To deal with the real-world images, AIR server does its processing in multiple ‘passes’, focusing on different assumptions in each of them. The image may be huge, but contain just a few words. It may contain scattered words at different orientations. Fonts may be very small and quite large in the same area. Text may alternate between black-on-white and white-on-black. It could be a mix of a different languages and alphabets. For Asian languages horizontal and vertical lines may be present in the same area. Similar-intensity font colors may blend into same gray levels under standard OCR processing. Printed text may include handwritten comments. Ad material art may be warped, slanted, changing size on the go. And that’s just to name a few problems that AIR servers currently face about two million times a day.
Below is a diagram of the main building block of the AIR server — a single ‘pass’. Depending on the call parameters, it will specialize on a different kind of processing (scale, orientation, etc), but the general scheme stays the same. It starts with the preparation of the set of images specific to the pass – scaled, converted to gray, binarized – depending on the pass. Then image graphics, tables, markup and other non-text artifacts need to be removed as much as possible to let the system focus on actual words. After candidate words are detected, they are assembled into proposed text lines and blocks.
Each line of each block will then pass through analysis by a number of recognition engines – these include ones developed internally and licensed from other vendors.
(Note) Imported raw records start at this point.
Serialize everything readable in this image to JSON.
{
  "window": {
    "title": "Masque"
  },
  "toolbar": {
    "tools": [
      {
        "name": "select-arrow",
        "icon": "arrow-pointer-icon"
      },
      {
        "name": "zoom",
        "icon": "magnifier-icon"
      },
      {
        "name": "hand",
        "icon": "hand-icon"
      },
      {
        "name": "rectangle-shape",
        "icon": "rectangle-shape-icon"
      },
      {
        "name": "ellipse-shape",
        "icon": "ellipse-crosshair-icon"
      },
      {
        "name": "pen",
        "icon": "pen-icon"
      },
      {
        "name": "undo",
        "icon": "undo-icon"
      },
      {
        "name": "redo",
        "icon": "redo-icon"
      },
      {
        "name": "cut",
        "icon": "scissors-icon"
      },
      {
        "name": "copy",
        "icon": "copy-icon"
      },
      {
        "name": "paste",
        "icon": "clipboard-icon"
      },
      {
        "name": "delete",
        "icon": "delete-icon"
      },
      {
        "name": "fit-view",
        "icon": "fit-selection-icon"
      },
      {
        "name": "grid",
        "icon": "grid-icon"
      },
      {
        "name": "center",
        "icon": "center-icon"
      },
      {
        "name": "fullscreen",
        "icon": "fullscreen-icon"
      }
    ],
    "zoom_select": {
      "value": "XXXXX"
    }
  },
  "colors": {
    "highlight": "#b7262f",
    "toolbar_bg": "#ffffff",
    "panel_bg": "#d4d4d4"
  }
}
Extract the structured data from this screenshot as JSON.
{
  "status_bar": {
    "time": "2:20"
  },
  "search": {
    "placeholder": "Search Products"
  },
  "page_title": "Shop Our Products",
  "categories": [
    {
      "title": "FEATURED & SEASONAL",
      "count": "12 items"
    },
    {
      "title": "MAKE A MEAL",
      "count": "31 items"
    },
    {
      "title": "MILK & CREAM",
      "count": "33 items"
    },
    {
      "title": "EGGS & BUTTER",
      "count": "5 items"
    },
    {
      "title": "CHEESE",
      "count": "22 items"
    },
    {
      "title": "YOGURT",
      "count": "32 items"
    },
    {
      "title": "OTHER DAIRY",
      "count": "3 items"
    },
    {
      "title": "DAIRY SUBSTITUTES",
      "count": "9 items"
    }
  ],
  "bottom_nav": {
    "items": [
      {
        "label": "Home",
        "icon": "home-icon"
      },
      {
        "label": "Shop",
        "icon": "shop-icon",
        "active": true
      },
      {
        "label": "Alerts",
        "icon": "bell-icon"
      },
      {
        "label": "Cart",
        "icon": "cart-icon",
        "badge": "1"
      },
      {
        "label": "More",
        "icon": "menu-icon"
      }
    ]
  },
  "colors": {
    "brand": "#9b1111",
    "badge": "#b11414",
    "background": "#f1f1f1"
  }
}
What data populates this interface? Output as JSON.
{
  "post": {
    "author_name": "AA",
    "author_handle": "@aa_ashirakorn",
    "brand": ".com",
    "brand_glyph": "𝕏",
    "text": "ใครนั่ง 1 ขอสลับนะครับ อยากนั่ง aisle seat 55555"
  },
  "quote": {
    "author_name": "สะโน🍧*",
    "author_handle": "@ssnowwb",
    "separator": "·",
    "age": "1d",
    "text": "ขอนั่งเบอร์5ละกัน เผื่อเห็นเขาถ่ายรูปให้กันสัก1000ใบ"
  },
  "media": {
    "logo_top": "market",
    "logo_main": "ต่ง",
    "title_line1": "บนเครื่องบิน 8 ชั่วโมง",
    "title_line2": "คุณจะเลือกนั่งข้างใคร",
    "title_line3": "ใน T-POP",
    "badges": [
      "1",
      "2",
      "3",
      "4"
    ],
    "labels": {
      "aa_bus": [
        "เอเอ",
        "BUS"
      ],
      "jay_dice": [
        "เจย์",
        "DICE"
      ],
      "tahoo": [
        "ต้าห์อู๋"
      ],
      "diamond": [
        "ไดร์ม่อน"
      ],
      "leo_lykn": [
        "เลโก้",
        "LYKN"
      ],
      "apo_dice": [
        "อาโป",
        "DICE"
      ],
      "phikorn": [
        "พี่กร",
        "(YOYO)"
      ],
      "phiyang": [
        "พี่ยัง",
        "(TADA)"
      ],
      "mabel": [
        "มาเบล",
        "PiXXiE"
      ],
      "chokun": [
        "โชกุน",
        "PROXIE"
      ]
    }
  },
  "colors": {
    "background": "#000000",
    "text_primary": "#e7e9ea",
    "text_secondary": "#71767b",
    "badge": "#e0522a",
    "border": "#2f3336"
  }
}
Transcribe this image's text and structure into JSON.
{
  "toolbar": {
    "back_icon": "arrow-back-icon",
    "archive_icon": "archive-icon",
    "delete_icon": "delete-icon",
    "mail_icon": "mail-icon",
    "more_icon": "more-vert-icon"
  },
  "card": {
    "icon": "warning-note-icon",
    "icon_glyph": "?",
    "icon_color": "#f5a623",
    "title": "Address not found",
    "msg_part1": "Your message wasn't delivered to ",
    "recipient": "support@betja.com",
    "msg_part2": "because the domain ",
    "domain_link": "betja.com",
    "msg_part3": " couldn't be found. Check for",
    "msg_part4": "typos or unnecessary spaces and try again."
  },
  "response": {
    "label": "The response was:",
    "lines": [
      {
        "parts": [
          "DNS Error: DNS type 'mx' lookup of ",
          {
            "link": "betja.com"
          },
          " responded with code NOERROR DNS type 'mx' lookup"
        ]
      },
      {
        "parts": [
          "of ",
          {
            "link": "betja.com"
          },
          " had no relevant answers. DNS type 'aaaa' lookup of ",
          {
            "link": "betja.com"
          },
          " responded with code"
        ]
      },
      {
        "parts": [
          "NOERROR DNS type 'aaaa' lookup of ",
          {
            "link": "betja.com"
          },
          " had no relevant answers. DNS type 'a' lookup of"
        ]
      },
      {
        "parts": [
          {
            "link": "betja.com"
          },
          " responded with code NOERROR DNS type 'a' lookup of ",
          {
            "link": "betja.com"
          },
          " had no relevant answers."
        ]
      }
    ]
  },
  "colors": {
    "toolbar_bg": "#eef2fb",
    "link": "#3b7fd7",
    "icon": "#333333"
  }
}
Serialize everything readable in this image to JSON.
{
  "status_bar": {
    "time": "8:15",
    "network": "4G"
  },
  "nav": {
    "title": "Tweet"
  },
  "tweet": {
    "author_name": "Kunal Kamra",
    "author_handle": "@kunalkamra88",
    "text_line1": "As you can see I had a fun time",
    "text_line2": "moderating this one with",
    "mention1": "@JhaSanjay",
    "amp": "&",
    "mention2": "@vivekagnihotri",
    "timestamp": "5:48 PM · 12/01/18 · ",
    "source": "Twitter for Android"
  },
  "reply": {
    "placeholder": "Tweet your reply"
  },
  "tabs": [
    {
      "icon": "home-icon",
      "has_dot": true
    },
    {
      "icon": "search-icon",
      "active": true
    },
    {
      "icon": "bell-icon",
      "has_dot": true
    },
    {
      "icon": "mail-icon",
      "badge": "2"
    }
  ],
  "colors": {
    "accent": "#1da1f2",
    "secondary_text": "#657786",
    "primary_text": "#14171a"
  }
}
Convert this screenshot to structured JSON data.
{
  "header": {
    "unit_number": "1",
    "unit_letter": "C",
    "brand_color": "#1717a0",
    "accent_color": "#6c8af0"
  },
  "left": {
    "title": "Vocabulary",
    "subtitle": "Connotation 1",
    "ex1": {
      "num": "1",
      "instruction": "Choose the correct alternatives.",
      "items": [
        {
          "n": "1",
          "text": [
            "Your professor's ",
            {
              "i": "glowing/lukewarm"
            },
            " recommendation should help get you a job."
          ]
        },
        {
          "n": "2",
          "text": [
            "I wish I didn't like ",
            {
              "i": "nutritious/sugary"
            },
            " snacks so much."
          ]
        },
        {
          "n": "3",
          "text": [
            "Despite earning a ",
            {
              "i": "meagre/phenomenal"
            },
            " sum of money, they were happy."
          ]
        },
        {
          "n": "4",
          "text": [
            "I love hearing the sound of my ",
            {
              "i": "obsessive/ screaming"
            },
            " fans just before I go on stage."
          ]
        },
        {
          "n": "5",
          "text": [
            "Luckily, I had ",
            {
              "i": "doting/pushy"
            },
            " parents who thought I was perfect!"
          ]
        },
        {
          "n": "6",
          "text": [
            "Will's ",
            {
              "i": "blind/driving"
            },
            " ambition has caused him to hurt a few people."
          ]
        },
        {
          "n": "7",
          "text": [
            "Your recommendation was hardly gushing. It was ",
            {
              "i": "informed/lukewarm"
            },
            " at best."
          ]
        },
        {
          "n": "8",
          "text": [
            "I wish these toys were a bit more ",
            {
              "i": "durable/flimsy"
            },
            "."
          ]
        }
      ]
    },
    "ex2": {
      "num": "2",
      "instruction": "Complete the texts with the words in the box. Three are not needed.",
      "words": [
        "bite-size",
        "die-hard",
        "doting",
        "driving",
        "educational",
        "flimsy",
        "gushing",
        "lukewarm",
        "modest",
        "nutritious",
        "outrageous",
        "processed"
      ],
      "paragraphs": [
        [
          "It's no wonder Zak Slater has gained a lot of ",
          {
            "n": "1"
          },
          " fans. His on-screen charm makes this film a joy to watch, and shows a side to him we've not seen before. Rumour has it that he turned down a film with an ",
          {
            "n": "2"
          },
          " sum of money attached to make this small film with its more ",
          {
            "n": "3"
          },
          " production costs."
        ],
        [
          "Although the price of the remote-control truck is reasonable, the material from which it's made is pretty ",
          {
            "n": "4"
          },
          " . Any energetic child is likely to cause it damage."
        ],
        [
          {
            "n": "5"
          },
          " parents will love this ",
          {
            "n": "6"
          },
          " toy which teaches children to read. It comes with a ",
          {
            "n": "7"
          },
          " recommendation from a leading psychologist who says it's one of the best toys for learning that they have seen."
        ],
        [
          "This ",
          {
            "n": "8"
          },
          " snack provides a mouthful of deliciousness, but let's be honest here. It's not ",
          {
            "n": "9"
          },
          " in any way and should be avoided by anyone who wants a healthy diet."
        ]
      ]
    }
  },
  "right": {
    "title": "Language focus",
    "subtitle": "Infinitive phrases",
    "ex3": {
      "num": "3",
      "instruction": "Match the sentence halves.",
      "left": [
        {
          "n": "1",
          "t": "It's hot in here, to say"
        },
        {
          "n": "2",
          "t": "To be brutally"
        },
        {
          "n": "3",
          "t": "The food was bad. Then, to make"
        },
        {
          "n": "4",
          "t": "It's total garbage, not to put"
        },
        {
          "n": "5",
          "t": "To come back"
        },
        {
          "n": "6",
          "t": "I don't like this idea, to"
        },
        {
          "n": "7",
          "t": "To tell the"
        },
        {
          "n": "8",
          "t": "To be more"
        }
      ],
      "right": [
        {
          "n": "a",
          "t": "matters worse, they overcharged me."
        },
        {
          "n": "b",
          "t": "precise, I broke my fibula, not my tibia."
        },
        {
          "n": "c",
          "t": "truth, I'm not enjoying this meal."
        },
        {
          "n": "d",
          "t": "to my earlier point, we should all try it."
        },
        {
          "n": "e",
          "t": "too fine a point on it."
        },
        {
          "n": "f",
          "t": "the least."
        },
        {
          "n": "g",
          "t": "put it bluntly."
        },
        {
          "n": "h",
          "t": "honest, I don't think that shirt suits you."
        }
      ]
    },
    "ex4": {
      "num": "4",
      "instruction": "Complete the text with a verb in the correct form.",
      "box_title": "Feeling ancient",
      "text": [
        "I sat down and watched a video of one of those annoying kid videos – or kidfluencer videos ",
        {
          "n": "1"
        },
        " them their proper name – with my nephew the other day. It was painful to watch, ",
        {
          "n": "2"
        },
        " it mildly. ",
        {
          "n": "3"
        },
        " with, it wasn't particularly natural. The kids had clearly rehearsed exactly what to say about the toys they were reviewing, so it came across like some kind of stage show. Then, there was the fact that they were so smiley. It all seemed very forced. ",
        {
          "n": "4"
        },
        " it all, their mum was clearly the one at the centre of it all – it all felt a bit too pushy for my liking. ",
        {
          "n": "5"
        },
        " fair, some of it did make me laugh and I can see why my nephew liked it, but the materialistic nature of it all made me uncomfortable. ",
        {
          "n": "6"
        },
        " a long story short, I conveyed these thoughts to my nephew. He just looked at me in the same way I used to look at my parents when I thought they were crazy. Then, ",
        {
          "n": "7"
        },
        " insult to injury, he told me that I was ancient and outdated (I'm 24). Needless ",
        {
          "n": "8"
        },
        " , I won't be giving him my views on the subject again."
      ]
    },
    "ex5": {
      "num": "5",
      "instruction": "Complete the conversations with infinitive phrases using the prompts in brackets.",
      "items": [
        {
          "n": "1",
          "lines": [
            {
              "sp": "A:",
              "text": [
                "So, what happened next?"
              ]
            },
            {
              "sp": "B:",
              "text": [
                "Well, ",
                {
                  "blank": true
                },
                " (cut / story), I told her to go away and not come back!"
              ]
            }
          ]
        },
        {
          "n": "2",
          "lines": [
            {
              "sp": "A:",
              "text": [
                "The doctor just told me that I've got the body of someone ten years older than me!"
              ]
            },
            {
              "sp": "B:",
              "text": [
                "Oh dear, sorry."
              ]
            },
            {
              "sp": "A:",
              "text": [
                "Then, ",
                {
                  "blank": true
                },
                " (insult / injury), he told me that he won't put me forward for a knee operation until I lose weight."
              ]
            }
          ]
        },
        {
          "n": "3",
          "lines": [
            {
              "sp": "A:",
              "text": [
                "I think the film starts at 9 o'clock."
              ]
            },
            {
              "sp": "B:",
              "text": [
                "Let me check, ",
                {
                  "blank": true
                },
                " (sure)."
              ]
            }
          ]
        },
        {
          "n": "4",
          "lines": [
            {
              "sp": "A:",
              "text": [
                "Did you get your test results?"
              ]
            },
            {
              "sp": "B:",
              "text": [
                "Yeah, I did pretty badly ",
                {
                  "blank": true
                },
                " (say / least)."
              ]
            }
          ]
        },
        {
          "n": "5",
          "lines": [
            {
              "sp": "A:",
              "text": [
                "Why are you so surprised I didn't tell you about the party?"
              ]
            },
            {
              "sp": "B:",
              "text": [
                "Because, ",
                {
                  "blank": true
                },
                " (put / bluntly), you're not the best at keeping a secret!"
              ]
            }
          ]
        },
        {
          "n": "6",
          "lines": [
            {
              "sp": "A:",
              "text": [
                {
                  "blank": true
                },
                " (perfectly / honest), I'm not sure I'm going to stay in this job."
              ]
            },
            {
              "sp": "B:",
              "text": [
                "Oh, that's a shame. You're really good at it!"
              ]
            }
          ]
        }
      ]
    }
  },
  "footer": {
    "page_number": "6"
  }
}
Employing multiple reco engines is important not only because they specialize on different types of text and languages, but also as this allows to implement ‘voting’ mechanism — analyzing word alternatives created by diverse engines for the same word allows for better suppression of false recognitions and giving more confidence to consensus variants. Those confident answers would become pillars on which the final block of the ‘pass’ processing would base its text line reconstruction – re-deciding the structure of text lines, word segmentation, and purging most of the less-confident variants to reduce search false positives.
The number of passes to make will be determined initially by the image rendering and analysis module, but as recognition progresses this number may be increased or reduced. In case of a clean scan of a document, it may be enough to run only the standard OCR processing and be done with the whole process. A snapshot of a complex scene taken by a phone camera under poor lighting conditions may require deep analysis, with full set of passes to retrieve most of the textual data. Lots of colored words on a complex background may require additional passes specifically tailored to color separation. Presence of small blurred text will require expensive reverse-digital-filtering technics to restore the text image before attempting any reco processing. And once all passes are complete, it will be time for another critical part of the AIR processing to take stage – final results assembly. On complex images different passes may have produced wild variety of interpretations of the same areas. All these conflicts need to be reconciled, best interpretations selected, most of the incorrect alternatives need to be rejected and final blocks and lines of text built.
Once the internal document structure is finalized, it is only the last step left to create the requested output format. For PDF documents it is still PDF, where images are replaced with text boxes of recognized words. For all other input documents it is an XML index, containing the list of recognized word and their bounding boxes or stroke lists (for digital ink documents). This location info will allow to highlight the searched word over the source image or text of an ink document once a user will look for the document containing it.